Sardunyaların Kışı: Cevabı bilinen sorular

İlk hikaye kitabı ‘Evlerin Yüreği’ 2012’de, ikinci hikaye kitabı ‘Gece Çığırtkanları’ 2015’te yayınlanan Şenay Eroğlu Aksoy’un geçtiğimiz günlerde yeni bir hikaye kitabı çıktı. ‘Sardunyaların Kışı’ isimli kitap, Everest Yayınları etiketine sahip.

On altı hikayeden oluşan ‘Sardunyaların Kışı’, hayatın karanlık ve yalnız tarafına bakıyor. Vakit zaman bir meskende, vakit zaman bir sokakta, vakit zaman da bir dünya halini alan içdökümlerde karşımıza çıkan karakterler genelde birbirine benziyorlar. Acılı, çaresiz, yalnız ve genelde kaybetmiş bu kimseler, içinde bulundukları girdaptan çıkmak için uğraşsalar da birden fazla vakit daha da tabana batıyorlar. Elbette karakterlerin uğraşları fizikî değil, duygusal. Girdabı daha içinden çıkılmaz bir hale getiren şey de esasen bu.

BÜYÜYEN UÇURUMLAR

Kitaba ismini veren “Sardunyaların Kışı”, kitabın birinci hikayesi. Ben anlatıcı, bize can çekişmekte olan bir evliliği, bir aşkı anlatıyor. Bu acı, anlatıcıyı hem ruhsal hem de fizikî olarak hapsetmiş durumda. Yatağın tabiri caizse ortadan ikiye ayrılması onu yalnızca ruhsal açıdan sıkıştırmıyor yani. Eşiyle ortasında aşılmaz bir uçurum yaratıyor.

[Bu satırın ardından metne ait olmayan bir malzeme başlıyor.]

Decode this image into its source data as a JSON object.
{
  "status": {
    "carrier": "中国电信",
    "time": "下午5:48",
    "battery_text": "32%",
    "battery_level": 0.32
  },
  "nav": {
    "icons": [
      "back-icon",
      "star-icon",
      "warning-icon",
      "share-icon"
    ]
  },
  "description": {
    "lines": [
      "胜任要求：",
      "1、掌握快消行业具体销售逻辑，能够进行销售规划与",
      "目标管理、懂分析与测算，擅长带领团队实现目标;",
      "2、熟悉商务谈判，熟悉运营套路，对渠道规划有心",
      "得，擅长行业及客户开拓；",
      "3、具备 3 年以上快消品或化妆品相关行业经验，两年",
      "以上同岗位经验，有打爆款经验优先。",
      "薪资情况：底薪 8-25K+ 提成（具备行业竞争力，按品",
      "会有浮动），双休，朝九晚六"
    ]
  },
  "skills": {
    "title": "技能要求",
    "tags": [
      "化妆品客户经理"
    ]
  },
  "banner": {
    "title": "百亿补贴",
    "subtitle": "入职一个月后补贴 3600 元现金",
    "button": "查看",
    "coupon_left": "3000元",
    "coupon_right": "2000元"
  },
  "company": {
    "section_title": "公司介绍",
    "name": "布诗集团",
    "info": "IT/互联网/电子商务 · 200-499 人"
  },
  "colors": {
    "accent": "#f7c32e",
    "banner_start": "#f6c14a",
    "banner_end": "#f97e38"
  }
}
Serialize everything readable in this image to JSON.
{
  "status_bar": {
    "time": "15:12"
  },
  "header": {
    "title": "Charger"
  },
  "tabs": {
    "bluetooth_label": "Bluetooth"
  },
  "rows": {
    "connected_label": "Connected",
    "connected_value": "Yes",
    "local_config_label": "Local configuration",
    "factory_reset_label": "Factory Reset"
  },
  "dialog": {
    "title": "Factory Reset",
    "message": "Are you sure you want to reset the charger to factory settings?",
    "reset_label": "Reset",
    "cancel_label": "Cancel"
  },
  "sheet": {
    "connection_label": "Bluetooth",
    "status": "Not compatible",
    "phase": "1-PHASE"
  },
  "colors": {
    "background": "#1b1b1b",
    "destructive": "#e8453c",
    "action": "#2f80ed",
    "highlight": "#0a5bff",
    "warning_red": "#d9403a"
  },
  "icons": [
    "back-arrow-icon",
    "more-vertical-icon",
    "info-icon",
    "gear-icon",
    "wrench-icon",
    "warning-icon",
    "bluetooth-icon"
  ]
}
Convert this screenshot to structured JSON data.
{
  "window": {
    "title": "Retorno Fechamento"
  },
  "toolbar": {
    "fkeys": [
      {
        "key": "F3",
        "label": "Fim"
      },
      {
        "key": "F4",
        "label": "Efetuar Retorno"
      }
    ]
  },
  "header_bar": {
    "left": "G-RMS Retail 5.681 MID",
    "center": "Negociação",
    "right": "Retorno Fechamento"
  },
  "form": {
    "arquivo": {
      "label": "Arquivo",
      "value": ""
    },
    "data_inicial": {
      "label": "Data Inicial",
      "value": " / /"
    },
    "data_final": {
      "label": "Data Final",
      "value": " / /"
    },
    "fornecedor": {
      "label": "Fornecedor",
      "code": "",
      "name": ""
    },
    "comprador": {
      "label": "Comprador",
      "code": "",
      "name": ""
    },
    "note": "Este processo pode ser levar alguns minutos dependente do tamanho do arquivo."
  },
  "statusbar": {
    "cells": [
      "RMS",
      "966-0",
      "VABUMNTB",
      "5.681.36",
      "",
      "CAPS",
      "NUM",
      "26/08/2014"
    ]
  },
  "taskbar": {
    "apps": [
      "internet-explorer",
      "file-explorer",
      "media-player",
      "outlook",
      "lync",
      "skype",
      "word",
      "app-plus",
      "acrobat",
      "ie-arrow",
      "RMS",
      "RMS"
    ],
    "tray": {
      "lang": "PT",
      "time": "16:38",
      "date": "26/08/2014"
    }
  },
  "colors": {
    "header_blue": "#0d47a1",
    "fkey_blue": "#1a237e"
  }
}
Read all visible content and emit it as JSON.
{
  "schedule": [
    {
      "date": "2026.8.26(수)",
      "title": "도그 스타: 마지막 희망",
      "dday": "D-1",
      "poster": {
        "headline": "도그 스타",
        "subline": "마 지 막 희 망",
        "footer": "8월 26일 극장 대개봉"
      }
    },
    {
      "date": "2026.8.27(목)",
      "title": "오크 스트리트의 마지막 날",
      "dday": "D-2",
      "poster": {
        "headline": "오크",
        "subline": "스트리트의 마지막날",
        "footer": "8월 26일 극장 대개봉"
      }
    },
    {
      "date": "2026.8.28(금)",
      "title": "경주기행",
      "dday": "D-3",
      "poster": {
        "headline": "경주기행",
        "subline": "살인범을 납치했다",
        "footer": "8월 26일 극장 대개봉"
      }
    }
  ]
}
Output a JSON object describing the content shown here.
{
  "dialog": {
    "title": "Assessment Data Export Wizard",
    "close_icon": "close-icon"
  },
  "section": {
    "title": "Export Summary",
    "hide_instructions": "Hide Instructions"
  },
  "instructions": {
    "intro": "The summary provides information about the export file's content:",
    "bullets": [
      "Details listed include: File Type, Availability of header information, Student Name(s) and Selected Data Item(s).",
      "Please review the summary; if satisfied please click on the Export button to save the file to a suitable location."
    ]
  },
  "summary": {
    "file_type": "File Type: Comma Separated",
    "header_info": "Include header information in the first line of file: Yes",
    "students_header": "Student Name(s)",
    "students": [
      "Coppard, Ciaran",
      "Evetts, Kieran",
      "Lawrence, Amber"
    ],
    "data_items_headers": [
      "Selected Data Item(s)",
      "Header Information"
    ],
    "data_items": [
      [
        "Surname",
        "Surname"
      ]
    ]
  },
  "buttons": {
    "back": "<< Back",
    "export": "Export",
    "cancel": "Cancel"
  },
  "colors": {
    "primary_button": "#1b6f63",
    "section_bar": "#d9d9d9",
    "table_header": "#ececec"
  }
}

O da uçurumdan karşıya geçip ona ulaşamayacağının farkında. Öbür yere de gidemeyeceğinin de.

Ne var ki onu temel hapseden his eşinin bütün bunları görmemesi, (belki) gördüğü halde umursamaması, (belki de) uçurum yüzünden elini uzatamaması. Buna dair bir bilgimiz yok. Bildiğimiz şey yataktaki boşluğun günden güne büyümesi.

“Kafes” hikayesine baktığımızda karşımıza sığınmacı sıkıntısı çıkıyor. Dükkândan bozma bir konutta yaşayan sığınmacı bir ailenin kapı önünde yavaş yavaş saldırgan bir kalabalık birikmeye başlıyor. İçlerinde kışkırtıcılar da var gaza gelmeyi bekleyenler de, seyirciler de var korkaklar da. Pencereden bütün bunları anbean gören bir bayan daima polisi arayıp duruyor lakin polis onu geçiştiriyor. Biz de malum sonu adım adım bekliyoruz.

Sardunyaların Kışı, Şenay Eroğlu Aksoy, Everest Yayınları, 2022.

Aksoy bu hikayede, bir taraftan tansiyonlu bir dram anlatırken bir taraftan da toplumsal bir gerçeğe işaret ediyor. Toplumsal ve siyasal manada durmadan kışkırtılan yabancı düşmanlığının geldiği yer hepimizce malum. Hal bu türlü olunca nedenlerin de pek bir ehemmiyeti kalmıyor. Aksoy da bu ayrıntıyı öne çıkarmak için midir nedir, olayın nedenini bir iki cümlede verip geçiyor. Çünkü temel nedenin bu olmadığını müellif da, okur da, sığınmacılar da, faşistler de, polisler de biliyor.

BAĞIRILAN İSİMLER

Aksoy’un hikayeleri uzun paragraflardan oluşuyor. Hatta birtakım hikayeler tek bir paragraftan ibaret. Buna rağmen cümleleri genelde kısa. Kısa ve devrik. Bu da vakit zaman hikayelerin atmosferini pekiştiriyor.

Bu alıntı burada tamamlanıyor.